1) How practical would it be to have the [currently] 107 letters, 52 diacritics, and four prosodic marks of the International Phonetic Alphabet replace the alphabets of every language worldwide (certainly the Latin and Cyrillic alphabets, for starters)?
It would not be practical at all.

The IPA is primarily about sounds, not words. So you'd actually have to impose phonetic regularity across languages - which would certainly be a class issue, as different regions and classes have different dialects. Within a capitalist context this would certainly be used to attack the lower classes and oppressed national groupings.

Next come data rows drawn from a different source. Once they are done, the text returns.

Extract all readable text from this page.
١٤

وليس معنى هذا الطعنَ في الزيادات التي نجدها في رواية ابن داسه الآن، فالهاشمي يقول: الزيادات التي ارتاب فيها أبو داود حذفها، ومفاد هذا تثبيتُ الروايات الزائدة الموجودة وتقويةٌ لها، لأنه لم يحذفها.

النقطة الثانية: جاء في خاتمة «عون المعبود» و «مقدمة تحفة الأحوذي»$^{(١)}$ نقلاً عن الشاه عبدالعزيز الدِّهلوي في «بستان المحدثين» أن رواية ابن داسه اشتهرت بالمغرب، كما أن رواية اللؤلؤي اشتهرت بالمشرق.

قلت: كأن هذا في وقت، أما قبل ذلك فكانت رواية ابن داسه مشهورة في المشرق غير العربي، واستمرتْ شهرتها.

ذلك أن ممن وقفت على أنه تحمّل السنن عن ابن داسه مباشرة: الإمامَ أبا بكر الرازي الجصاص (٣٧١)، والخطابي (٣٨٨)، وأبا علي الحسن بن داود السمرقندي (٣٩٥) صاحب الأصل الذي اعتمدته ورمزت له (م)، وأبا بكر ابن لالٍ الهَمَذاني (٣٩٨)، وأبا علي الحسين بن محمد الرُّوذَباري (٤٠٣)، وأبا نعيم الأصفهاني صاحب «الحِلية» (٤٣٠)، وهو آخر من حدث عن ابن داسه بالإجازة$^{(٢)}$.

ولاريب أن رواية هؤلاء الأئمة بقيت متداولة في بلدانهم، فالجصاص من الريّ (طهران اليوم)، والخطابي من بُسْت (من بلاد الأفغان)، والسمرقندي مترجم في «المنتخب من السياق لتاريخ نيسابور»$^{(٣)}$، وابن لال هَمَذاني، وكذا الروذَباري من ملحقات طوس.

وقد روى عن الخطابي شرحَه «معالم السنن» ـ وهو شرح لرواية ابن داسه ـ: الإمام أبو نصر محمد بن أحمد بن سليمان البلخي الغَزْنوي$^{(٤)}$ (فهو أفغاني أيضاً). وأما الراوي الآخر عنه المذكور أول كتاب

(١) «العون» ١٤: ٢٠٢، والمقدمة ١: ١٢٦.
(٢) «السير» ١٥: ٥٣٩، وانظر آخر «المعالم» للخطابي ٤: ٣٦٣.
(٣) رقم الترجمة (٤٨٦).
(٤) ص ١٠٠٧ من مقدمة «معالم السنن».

On a practical level this would require:
1. The creation of a single phonetic standard for each language or each dialect. For instance, in Spanish you would have to decide whether to render [z] (and [c] before [e] and [i]) as /θ/ or /s/. In Latin America they would say /saˈpat̪o/ but in Spain /θaˈpat̪o/ - which becomes the word for "shoe" (zapato)? What about the the letter ll - does the word "to call" become /ʎa̠ˈma̠ɾ/ or /ʝa̠ˈma̠ɾ/ or /ʒa̠ˈma̠ɾ/? The Real academia espaņola would say the first, most Spanish speakers the second, and Rioplatense speakers the third - but how do you pick? If you don't each dialect becomes its own language.
2. IPA keyboards, with a boatload more keys, replacing every keyboard and electronic device in the world.
3. The adoption of a global standard for data transmission and storage - what standard are you using for IPA?

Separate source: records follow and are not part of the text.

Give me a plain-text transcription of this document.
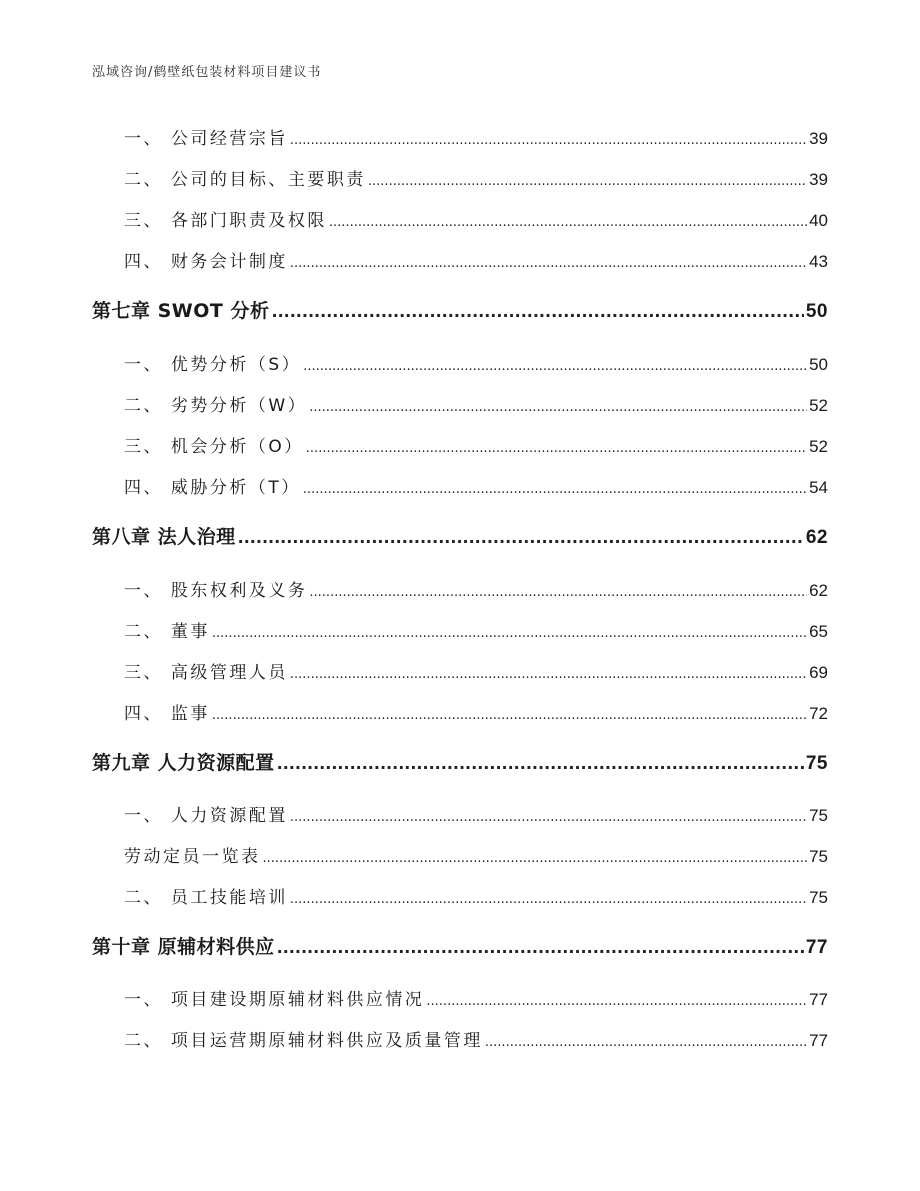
泓域咨询/鹤壁纸包装材料项目建议书
一、 公司经营宗旨 .....	39
二、 公司的目标、主要职责 .....	39
三、 各部门职责及权限 .....	40
四、 财务会计制度 .....	43
第七章 SWOT 分析 .....	50
一、 优势分析（S） .....	50
二、 劣势分析（W） .....	52
三、 机会分析（O） .....	52
四、 威胁分析（T） .....	54
第八章 法人治理 .....	62
一、 股东权利及义务 .....	62
二、 董事 .....	65
三、 高级管理人员 .....	69
四、 监事 .....	72
第九章 人力资源配置 .....	75
一、 人力资源配置 .....	75
劳动定员一览表 .....	75
二、 员工技能培训 .....	75
第十章 原辅材料供应 .....	77
一、 项目建设期原辅材料供应情况 .....	77
二、 项目运营期原辅材料供应及质量管理 .....	77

It's simply an unthinkably bad idea.


2) Could a mass IPA literacy campaign be practical immediately for everyone, young and old, to take part in, or would there have to be a transition period whereby the younger generation folks are "fluent" in the IPA and the alphabets of their parents, and then the next generation would be "fluent" exclusively in the IPA (except language historians and their students)?
It would not be practical at all - it takes a college level understanding of phonetics to make the distinctions within the IPA.

The Young Pioneer
8th December 2011, 17:30
Considering how the "wonderful idea" of Esperanto was "incredibly successful"... :rolleyes:

...I'd say not practical at all.

graymouser
8th December 2011, 18:18
Considering how the "wonderful idea" of Esperanto was "incredibly successful"... :rolleyes:

...I'd say not practical at all.
Esperanto ne estas sukceso hodiaŭ, sed socialismo ankaŭ, kamarado. La ideo de internacia lingvo ne estas la sama kiel fonetika skribo de nunaj lingvoj. (Sed mi ne pensas ke Esperanto estos la lingvo de la nova socio post la revolucio, ĝi havas diversajn problemojn kaj ne estas ideala.)

Esperanto isn't a success today, but neither is socialism, comrade. The idea of an international language is not the same as phonetic writing of modern languages. (But I don't think that Esperanto will be the language of the new society after the revolution, it has several problems and is not ideal.)